When provider_preferences is None and the agent overlay has no
provider_preferences field either, the merged config is left as-is. The
sub-session then inherits the parent's mount-plan defaults: provider priority
order from settings.yaml and each provider's configured default_model.
Defense-in-depth: the agent-config fallback
If the caller doesn't pass a provider_preferences argument,
spawn_sub_session reads agent_config["provider_preferences"] and uses
that. This is the mechanism by which routing-hook writes at session:start
flow through to the spawn even when the caller is a direct consumer of the
spawn capability that doesn't know about routing.
Concretely: tool-delegate normally reads agent-level prefs itself and passes
them as an explicit kwarg, so its path doesn't depend on this fallback. But a
direct consumer of coordinator.get_capability("session.spawn") that simply
forwards agent_name + instruction still gets routing-resolved preferences
because the spawner picks them up from the merged agent config.
This is policy, not contract
Another app embedding Amplifier can register its own session.spawn
capability with a different policy. For example:
- Always prefer agent-overlay prefs over caller-passed. The opposite of this app — useful if an embedding wants the agent author to have final say.

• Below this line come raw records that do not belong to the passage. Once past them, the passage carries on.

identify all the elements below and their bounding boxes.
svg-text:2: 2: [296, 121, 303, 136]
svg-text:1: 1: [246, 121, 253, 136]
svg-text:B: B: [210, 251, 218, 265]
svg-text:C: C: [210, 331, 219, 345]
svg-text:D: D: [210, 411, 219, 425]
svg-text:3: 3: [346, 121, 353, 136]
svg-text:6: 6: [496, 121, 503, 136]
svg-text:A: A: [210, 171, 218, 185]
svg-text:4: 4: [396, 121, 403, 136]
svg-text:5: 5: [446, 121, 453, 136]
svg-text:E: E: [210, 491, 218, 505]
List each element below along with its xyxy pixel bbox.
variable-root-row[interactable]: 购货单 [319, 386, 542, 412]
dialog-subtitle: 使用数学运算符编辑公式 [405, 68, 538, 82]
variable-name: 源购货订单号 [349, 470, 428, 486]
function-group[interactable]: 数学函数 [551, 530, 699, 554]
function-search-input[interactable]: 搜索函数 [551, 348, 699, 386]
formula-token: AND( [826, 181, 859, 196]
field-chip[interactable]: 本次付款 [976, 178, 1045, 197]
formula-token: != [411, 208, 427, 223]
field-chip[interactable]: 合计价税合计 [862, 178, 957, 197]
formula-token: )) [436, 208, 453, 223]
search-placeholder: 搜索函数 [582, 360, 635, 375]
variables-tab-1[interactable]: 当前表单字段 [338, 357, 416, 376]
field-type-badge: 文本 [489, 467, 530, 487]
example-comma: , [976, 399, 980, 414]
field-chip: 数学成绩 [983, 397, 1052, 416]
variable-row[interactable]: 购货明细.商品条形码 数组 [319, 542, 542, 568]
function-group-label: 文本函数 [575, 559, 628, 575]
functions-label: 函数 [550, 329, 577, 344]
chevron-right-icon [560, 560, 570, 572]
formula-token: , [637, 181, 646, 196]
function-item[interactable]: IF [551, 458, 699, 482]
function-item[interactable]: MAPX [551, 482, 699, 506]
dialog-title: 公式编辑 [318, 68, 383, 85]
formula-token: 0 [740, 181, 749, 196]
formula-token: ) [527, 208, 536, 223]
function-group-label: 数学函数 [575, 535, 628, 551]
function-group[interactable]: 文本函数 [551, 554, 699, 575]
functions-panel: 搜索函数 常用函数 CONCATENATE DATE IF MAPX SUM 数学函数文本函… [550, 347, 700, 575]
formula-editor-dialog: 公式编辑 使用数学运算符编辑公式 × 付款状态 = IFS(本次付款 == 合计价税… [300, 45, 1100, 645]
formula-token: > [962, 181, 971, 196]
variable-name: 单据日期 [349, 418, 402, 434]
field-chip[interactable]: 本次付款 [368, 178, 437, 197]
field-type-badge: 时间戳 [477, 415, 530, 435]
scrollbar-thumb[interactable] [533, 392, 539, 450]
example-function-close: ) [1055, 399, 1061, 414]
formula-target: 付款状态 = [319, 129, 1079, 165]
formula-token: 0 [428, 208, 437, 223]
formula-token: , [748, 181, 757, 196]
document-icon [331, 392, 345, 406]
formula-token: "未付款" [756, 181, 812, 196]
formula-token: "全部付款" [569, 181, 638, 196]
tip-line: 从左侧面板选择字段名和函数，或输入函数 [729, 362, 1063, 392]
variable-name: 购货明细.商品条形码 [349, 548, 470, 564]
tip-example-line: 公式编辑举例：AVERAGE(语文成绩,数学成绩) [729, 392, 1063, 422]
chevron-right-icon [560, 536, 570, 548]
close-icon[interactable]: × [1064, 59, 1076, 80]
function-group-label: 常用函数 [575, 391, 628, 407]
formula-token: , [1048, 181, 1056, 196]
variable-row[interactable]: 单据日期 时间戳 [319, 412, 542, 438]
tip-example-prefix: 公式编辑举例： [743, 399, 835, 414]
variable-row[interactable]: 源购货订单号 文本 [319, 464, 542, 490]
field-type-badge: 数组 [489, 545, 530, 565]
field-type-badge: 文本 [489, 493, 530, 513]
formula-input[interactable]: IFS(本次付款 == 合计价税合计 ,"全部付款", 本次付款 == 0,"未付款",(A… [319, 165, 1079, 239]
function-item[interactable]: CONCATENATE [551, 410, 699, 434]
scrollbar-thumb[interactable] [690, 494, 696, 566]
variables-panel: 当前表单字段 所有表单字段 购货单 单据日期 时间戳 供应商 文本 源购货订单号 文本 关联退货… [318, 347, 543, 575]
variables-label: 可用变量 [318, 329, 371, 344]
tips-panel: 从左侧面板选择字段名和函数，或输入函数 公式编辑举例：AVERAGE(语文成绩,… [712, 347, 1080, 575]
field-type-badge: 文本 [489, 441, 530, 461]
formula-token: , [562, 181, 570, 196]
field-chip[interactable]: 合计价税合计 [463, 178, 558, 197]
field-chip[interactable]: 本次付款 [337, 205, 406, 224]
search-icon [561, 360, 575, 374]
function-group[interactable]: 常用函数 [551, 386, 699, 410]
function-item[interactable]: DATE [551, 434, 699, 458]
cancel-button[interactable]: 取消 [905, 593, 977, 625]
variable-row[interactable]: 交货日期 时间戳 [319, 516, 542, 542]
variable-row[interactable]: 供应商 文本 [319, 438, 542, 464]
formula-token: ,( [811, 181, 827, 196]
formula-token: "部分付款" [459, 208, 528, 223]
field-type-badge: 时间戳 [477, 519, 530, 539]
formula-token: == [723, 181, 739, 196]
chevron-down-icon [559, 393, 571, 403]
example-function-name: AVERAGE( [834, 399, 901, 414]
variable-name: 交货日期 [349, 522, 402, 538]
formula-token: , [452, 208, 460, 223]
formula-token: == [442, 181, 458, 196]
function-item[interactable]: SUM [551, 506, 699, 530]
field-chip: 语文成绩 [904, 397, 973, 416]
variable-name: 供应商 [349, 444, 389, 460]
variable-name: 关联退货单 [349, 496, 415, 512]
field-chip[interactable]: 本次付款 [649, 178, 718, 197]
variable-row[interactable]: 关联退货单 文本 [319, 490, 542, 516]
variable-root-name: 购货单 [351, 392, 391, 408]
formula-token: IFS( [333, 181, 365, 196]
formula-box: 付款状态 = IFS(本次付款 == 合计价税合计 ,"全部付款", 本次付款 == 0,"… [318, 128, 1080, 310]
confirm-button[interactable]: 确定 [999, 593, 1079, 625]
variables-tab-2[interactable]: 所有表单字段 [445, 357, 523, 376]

- Never apply prefs; always inherit parent defaults. Strips out agent-level routing entirely for hosts that want strict centralized control.
- Merge instead of clobber. Append matrix-resolved candidates after hard-pinned ones rather than replacing.
The kernel doesn't enforce any precedence. The capability contract is just "spawn a sub-session" — what each implementation does with provider preferences is its own choice.
Cross-references
amplifier_app_cli/session_spawner.py— reference implementation ofsession.spawnfor this app.amplifier_foundation.spawn_utils—ProviderPreferencedata class andapply_provider_preferences_with_resolution(the actual mechanism this policy invokes).amplifier-bundle-routing-matrixREADME — documents the matrix-strategy resolver and thesession:startwrite that populates rank 2 (b) above.tool-delegate/__init__.py— delegate-level precedence: an explicitprovider_preferencesargument to the delegate tool wins over itsmodel_roleargument. Both eventually flow into spawn rank 1.